Разговор с Стоуном продолжался еще около пятнадцати минут, а затем Стефан отправился вместе с ним к дочери. Стефан никогда не боялся больниц и врачей, но на те несколько минут, что ей проводили пункцию, его сердце словно замерло. Он старался не отводить взгляд от ее глаз — не только для того, чтобы успокоить малышку, но и для того, чтобы не видеть, что с ней делают. Он понимал, что она ничего не чувствует, но у него, взрослого мужчины, сердце сжималось всякий раз, когда он представлял, как проходит эта процедура. Увидев папу, Никки, кажется, перестала бояться и, внимательно слушая, как он с ней разговаривает, почти не двигалась. Судя по всему, врачам удалось снять у нее болевой синдром, потому что она уже не плакала. Она заплакала только тогда, когда все закончилось, испугавшись, что Стефан уйдет.
— Папа, — почти одними губами, но достаточно четко произнесла Никки, всхлипывая от слез, когда Стефан остался с ней в палате.
Услышав это, Сальваторе почувствовал, как по коже у него побежали мурашки.
— Папа здесь, все хорошо, — шепнул ей он, погладив по голове.
Он просто сидел рядом с ней несколько минут, что-то тихо шептал и не отпускал ее руку, и постепенно Никки начинала успокаиваться.
— Папа, боит, — захныкала девочка, показав на заклеенную пластырем руку — по всей видимости, она болела от иглы капельницы.
— Зайчонок, потерпи чуть-чуть, — попросил Стефан.
Он аккуратно погладил малышку по руке.
— Тебе дадут лекарство, и перестанет. Хорошо? Ты же помнишь, что такое лекарство?
Никки на мгновение отвлеклась и внимательно посмотрела на Стефана.
— Помнишь, как ты говорила? Ле-ка…
— …-Фа, закончила малышка.
Стефан улыбнулся.
— А как будет полностью?
Никки задумалась и застеснялась, и Стефан решил ей немного помочь.
— Ле…
— Фа… Фа-фа, — протараторила девочка, и Стефан рассмеялся.
— Лефафа? — переспросил он.
— Фа-фа-фа!
— А в прошлый раз ты называла это «лекафа».
Никки, вспомнив это слово, широко улыбнулась.
— Лекафа! — с восторгом повторила она.
— Да, пусть пока будет «лекафа».
Стефан аккуратно убрал у Никки со лба прядь волос и погладил ее по щеке.

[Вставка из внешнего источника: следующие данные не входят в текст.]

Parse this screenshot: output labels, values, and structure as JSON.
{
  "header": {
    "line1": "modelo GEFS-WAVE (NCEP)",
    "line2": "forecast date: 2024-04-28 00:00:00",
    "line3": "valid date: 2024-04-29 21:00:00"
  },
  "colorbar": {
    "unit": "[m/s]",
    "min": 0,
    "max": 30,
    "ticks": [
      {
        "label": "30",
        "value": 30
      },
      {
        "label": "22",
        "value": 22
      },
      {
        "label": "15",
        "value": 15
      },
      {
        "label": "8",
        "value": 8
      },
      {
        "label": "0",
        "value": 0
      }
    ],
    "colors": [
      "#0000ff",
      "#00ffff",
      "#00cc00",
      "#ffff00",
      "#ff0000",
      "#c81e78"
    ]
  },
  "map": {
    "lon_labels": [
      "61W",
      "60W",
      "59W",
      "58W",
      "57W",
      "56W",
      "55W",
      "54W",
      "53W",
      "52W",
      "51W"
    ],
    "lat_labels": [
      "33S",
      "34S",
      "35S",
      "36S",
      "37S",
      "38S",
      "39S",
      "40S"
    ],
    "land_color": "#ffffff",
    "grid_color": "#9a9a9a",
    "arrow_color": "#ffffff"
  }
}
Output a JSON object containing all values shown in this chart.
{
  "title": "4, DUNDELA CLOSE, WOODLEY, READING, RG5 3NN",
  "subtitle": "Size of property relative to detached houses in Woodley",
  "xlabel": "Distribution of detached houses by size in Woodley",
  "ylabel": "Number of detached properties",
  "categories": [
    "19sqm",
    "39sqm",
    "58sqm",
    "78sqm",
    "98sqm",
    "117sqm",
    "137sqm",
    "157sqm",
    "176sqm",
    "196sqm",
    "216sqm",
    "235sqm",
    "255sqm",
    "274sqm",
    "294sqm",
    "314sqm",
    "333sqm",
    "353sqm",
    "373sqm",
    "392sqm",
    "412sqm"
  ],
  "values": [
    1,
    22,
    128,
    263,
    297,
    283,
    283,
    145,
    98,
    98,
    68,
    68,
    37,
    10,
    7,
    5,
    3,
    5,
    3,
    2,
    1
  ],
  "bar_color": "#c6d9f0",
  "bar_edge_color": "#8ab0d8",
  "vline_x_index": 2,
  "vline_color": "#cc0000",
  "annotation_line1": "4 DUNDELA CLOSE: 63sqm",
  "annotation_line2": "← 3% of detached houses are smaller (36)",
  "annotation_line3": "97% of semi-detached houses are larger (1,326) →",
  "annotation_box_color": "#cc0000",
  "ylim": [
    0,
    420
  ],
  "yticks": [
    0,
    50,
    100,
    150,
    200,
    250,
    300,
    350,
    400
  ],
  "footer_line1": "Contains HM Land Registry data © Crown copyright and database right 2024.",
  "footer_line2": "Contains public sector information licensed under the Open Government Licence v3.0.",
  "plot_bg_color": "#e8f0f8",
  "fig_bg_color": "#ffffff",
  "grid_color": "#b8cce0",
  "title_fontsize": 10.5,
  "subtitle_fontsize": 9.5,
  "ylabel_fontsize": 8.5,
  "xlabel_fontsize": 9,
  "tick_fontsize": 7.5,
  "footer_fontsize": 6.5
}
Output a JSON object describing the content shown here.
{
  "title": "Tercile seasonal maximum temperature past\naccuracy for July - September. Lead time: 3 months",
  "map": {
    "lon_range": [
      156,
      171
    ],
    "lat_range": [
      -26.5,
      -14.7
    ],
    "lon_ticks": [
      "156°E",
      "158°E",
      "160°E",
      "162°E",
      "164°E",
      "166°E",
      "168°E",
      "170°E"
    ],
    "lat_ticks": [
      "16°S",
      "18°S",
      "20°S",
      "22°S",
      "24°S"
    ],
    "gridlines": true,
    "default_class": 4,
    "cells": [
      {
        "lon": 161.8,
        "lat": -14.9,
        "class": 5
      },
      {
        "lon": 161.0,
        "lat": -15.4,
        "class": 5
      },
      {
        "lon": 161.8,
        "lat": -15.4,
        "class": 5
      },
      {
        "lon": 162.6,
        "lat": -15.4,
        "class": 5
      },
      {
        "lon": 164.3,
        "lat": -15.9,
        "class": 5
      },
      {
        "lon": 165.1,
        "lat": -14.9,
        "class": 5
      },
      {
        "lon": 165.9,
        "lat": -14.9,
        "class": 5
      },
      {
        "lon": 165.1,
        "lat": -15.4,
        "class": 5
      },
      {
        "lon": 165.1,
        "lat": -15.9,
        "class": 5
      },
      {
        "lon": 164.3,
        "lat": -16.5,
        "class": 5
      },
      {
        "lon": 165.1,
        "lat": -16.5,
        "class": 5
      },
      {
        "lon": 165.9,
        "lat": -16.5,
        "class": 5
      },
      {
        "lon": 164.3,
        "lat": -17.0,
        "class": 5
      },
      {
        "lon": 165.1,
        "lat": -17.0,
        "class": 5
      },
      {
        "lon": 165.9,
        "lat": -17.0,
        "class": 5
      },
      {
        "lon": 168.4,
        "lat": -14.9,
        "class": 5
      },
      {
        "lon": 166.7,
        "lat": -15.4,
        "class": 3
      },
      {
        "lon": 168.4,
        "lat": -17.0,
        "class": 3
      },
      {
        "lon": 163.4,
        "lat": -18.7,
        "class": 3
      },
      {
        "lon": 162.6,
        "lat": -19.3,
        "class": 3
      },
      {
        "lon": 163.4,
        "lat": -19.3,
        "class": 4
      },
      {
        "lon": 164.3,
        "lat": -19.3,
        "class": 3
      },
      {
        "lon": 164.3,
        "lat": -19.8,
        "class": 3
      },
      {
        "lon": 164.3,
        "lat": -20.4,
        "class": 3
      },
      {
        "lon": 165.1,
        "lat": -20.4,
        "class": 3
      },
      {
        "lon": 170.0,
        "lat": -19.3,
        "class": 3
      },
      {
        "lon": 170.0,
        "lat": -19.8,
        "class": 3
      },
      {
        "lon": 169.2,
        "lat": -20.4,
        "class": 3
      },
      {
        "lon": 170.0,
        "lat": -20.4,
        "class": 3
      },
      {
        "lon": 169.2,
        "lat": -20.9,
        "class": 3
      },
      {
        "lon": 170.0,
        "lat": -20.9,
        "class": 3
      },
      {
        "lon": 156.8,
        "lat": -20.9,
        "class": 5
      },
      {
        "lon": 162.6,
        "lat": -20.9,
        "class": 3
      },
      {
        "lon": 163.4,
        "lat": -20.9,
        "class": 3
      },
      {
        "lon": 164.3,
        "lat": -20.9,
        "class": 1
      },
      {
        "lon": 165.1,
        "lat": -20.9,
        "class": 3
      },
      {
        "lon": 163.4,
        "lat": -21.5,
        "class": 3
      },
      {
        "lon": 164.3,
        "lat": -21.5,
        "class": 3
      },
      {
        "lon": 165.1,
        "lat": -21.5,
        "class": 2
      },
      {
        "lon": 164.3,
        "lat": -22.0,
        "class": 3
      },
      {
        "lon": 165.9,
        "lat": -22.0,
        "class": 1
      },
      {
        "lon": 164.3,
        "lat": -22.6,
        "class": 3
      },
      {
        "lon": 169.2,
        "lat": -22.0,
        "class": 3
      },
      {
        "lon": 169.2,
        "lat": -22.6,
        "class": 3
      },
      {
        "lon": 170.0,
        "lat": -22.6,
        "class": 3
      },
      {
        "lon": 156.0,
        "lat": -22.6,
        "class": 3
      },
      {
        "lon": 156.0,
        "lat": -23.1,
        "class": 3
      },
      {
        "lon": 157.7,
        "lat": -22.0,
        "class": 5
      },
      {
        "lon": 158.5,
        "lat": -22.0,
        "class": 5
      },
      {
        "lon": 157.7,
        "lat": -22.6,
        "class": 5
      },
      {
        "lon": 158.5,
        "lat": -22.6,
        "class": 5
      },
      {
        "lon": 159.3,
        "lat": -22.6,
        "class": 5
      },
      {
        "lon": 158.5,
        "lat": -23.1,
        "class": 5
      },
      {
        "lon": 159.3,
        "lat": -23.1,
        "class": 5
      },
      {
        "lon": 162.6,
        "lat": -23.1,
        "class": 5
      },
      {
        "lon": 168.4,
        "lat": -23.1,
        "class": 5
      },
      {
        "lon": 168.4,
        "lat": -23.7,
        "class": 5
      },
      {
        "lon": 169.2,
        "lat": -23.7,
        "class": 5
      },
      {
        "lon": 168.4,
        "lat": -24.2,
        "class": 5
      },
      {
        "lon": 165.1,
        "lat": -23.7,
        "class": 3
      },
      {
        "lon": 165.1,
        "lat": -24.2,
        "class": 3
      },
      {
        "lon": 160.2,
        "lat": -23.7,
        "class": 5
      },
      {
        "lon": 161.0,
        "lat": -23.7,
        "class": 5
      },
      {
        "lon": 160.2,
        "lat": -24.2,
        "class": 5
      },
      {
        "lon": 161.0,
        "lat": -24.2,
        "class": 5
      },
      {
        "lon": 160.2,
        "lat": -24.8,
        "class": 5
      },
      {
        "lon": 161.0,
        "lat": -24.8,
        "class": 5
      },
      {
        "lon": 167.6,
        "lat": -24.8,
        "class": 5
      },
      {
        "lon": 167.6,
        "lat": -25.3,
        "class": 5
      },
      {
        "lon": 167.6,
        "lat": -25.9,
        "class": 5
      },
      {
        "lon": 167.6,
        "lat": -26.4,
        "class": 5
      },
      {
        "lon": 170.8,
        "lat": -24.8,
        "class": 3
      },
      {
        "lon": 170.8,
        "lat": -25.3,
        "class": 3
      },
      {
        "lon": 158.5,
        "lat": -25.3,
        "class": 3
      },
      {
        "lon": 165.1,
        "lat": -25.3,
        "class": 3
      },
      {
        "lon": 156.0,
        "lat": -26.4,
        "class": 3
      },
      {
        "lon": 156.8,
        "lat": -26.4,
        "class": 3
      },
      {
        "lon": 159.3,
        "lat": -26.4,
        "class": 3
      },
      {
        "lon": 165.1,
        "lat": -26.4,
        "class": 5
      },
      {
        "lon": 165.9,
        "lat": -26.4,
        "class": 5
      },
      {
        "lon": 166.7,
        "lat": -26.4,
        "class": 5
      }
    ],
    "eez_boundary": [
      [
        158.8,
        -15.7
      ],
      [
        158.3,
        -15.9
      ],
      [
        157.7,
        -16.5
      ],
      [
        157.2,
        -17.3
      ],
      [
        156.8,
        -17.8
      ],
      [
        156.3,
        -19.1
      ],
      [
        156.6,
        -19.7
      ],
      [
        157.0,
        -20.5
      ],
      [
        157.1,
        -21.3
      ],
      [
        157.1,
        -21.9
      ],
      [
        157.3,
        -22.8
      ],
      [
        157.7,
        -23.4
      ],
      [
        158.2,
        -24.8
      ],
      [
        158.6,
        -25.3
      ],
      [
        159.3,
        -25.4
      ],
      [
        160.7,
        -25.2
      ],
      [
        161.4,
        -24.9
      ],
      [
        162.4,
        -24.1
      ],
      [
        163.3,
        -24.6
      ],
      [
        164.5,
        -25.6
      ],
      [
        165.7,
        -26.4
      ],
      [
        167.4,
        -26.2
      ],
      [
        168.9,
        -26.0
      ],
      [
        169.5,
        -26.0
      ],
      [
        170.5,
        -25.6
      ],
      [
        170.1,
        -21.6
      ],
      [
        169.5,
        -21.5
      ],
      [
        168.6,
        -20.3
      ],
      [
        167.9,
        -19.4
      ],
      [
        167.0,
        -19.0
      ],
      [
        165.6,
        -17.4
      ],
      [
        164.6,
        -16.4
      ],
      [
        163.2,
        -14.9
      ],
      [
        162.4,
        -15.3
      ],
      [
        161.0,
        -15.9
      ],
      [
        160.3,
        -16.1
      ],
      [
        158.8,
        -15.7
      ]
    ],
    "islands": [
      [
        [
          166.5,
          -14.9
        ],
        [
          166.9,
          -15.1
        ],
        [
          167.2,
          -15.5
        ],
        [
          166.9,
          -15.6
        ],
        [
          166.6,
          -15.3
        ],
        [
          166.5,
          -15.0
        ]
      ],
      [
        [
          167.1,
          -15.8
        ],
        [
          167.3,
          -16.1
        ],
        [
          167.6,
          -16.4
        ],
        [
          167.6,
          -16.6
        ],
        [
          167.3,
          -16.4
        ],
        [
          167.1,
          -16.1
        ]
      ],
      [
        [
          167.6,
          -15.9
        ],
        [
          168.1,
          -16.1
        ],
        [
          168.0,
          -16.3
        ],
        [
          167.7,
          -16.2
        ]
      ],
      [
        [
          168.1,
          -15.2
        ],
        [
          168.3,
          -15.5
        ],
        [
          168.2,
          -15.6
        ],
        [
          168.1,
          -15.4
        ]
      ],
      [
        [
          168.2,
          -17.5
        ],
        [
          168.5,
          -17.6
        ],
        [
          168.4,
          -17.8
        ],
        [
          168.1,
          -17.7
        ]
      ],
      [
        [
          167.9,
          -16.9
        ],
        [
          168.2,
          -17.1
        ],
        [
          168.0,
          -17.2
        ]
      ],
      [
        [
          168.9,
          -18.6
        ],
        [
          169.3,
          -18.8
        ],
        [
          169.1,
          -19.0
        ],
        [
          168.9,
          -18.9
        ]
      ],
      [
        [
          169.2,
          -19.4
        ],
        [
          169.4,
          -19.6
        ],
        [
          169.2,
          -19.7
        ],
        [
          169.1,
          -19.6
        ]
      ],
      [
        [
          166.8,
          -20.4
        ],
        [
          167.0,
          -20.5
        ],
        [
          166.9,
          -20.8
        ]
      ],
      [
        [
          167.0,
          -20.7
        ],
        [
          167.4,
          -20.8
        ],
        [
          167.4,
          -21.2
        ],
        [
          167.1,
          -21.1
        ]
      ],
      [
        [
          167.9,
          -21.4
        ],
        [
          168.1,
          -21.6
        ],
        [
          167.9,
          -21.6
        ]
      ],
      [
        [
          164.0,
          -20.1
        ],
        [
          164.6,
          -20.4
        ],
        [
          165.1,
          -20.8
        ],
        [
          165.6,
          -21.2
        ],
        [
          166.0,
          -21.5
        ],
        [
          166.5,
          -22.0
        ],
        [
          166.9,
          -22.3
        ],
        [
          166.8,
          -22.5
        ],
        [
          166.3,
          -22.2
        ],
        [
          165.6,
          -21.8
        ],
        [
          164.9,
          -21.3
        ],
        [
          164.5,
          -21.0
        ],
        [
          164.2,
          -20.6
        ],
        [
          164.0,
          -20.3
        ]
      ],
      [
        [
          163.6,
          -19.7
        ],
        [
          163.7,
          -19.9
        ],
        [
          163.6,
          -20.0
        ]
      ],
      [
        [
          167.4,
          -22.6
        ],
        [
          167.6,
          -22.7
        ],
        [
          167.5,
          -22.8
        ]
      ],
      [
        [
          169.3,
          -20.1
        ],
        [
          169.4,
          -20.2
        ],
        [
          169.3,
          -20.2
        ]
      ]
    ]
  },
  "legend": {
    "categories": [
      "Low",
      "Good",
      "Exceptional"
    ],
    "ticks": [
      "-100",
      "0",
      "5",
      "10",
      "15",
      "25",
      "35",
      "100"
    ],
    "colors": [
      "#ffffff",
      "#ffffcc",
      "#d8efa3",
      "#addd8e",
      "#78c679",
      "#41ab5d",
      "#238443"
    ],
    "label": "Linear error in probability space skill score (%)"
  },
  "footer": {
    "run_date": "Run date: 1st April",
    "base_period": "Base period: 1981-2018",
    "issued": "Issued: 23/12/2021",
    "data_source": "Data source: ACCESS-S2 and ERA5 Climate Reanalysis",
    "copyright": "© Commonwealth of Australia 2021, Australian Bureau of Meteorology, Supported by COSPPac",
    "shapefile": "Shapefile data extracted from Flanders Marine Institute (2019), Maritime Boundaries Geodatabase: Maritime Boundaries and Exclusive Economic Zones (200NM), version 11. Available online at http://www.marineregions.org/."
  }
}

Он наблюдал за дочерью, у которой пушистые ресницы еще были мокрыми от слез, но которая уже даже, кажется, и не помнила о том, что пять минут назад плакала, и сейчас улыбалась, и чувствовал, как внутри все расцветает. Он быстрее всех мог вернуть ей улыбку и заставить смеяться, сразу понять, как она себя чувствует и что хочет сказать. А Никки, несмотря на свой совсем юный возраст, очень тонко чувствовала его настроение. Видя, что он чем-то расстроен, она просто забиралась к нему на колени и обнимала его. А если Стефан улыбался, она понимала, что в этот момент из него можно вить веревки, и могла покапризничать, добиваясь чего-то своего. Стефан не знал, как объяснить эту удивительную связь, но очень боялся ее потерять.